Matching tow car with caravan

The Skyactiv-X engine is available in the saloon and hatchback, with a choice of manual or automatic gearboxes. The hatchback’s kerbweight is 1542kg with the manual ‘box, rising to 1574kg with the auto. That gives an 85% matching figure of at least 1311kg. However, the towing limits is 1300kg, so a caravan weighting 85% of the Mazda’s kerbweight doesn’t make a legal match.

Judging by our solo drive, the engine should be strong enough to cope with a 1300kg caravan, although it will need to be worked harder than a diesel (and some petrols).

The only way to reliably judge a car’s towing stability is to tow with it, but the 3’s firm and controlled ride suggests the Mazda should make a secure tow car. It’s certainly one of the most entertaining small family cars, with alert handling and precise and well weighted steering.

What’s it like inside?

Build quality is good, with a sporty looking interior design. There’s enough leg and headroom up front but rear-seat space could be more generous.
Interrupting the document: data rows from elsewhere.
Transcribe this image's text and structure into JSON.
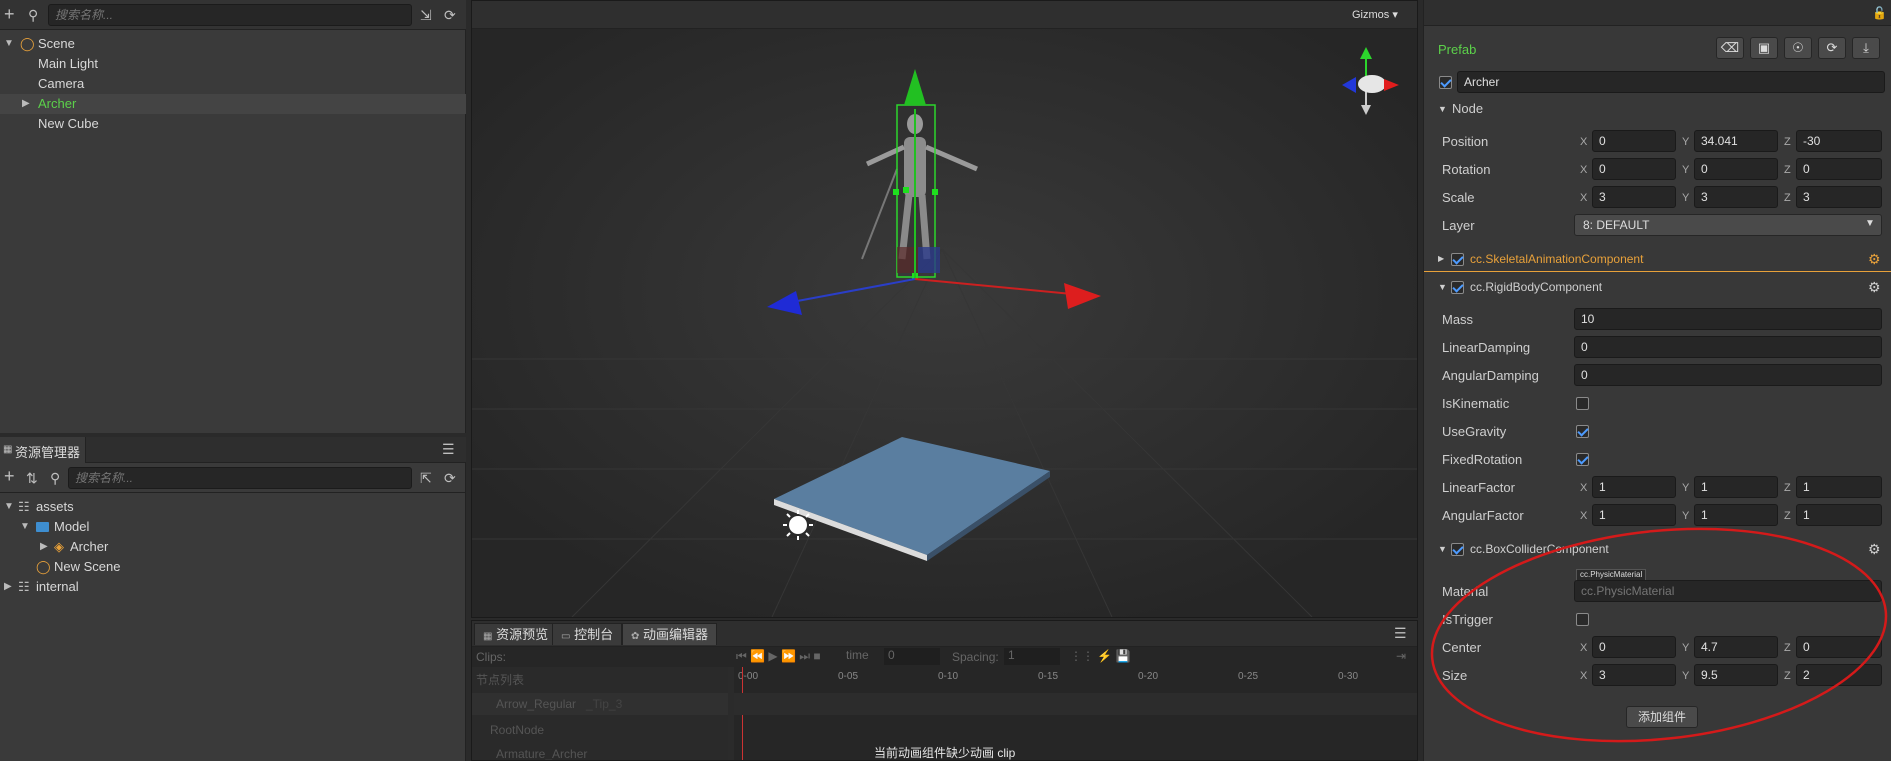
{
  "hierarchy": {
    "search_placeholder": "搜索名称...",
    "items": [
      {
        "label": "Scene"
      },
      {
        "label": "Main Light"
      },
      {
        "label": "Camera"
      },
      {
        "label": "Archer"
      },
      {
        "label": "New Cube"
      }
    ]
  },
  "assets": {
    "title": "资源管理器",
    "search_placeholder": "搜索名称...",
    "items": [
      {
        "label": "assets"
      },
      {
        "label": "Model"
      },
      {
        "label": "Archer"
      },
      {
        "label": "New Scene"
      },
      {
        "label": "internal"
      }
    ]
  },
  "scene_view": {
    "gizmos_label": "Gizmos"
  },
  "bottom_panel": {
    "tabs": [
      {
        "label": "资源预览"
      },
      {
        "label": "控制台"
      },
      {
        "label": "动画编辑器"
      }
    ],
    "clips_label": "Clips:",
    "time_label": "time",
    "time_value": "0",
    "spacing_label": "Spacing:",
    "spacing_value": "1",
    "node_list_label": "节点列表",
    "nodes": [
      "Arrow_Regular",
      "RootNode",
      "Armature_Archer"
    ],
    "ghost_text": "_Tip_3",
    "ticks": [
      "0-00",
      "0-05",
      "0-10",
      "0-15",
      "0-20",
      "0-25",
      "0-30"
    ],
    "missing_clip_msg": "当前动画组件缺少动画 clip"
  },
  "inspector": {
    "prefab_label": "Prefab",
    "node_name": "Archer",
    "node_section": "Node",
    "position": {
      "label": "Position",
      "x": "0",
      "y": "34.041",
      "z": "-30"
    },
    "rotation": {
      "label": "Rotation",
      "x": "0",
      "y": "0",
      "z": "0"
    },
    "scale": {
      "label": "Scale",
      "x": "3",
      "y": "3",
      "z": "3"
    },
    "layer": {
      "label": "Layer",
      "value": "8: DEFAULT"
    },
    "skeletal": {
      "name": "cc.SkeletalAnimationComponent"
    },
    "rigidbody": {
      "name": "cc.RigidBodyComponent",
      "mass": {
        "label": "Mass",
        "value": "10"
      },
      "linear_damping": {
        "label": "LinearDamping",
        "value": "0"
      },
      "angular_damping": {
        "label": "AngularDamping",
        "value": "0"
      },
      "is_kinematic": {
        "label": "IsKinematic",
        "checked": false
      },
      "use_gravity": {
        "label": "UseGravity",
        "checked": true
      },
      "fixed_rotation": {
        "label": "FixedRotation",
        "checked": true
      },
      "linear_factor": {
        "label": "LinearFactor",
        "x": "1",
        "y": "1",
        "z": "1"
      },
      "angular_factor": {
        "label": "AngularFactor",
        "x": "1",
        "y": "1",
        "z": "1"
      }
    },
    "boxcollider": {
      "name": "cc.BoxColliderComponent",
      "material": {
        "label": "Material",
        "tag": "cc.PhysicMaterial",
        "placeholder": "cc.PhysicMaterial"
      },
      "is_trigger": {
        "label": "IsTrigger",
        "checked": false
      },
      "center": {
        "label": "Center",
        "x": "0",
        "y": "4.7",
        "z": "0"
      },
      "size": {
        "label": "Size",
        "x": "3",
        "y": "9.5",
        "z": "2"
      }
    },
    "add_component_label": "添加组件",
    "axis_x": "X",
    "axis_y": "Y",
    "axis_z": "Z"
  },
  "colors": {
    "accent_green": "#5cd14a",
    "skeletal_orange": "#e8a13a",
    "annotation_red": "#d41a1a"
  }
}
A Škoda Scala has a lot more rear legroom.

The boot is a reasonable size whether you opt for the hatchback (351 litres) or the saloon (444 litres) although there is a big load lip to lift items over.

Prices for the 3 start from £20,595. That’s for the 122hp petrol, without the clever tech of the Skyactiv-X. If you want the more advanced and powerful engine, prices begin from £23,555. Those are reasonable prices when you consider how well equipped the 3 is. All models have Bluetooth connectivity, a digital radio, and Apple CarPlay and Android Auto. Sat-nav and air conditioning are also standard across the board.

To look at and to drive, the 3 is very appealing. But some rivals are more roomy, and most have a much wider choice of engines. For tow car drivers, we can’t help thinking a diesel would be a better bet than petrol, even when that petrol engine is as advanced as the Skyactiv-X.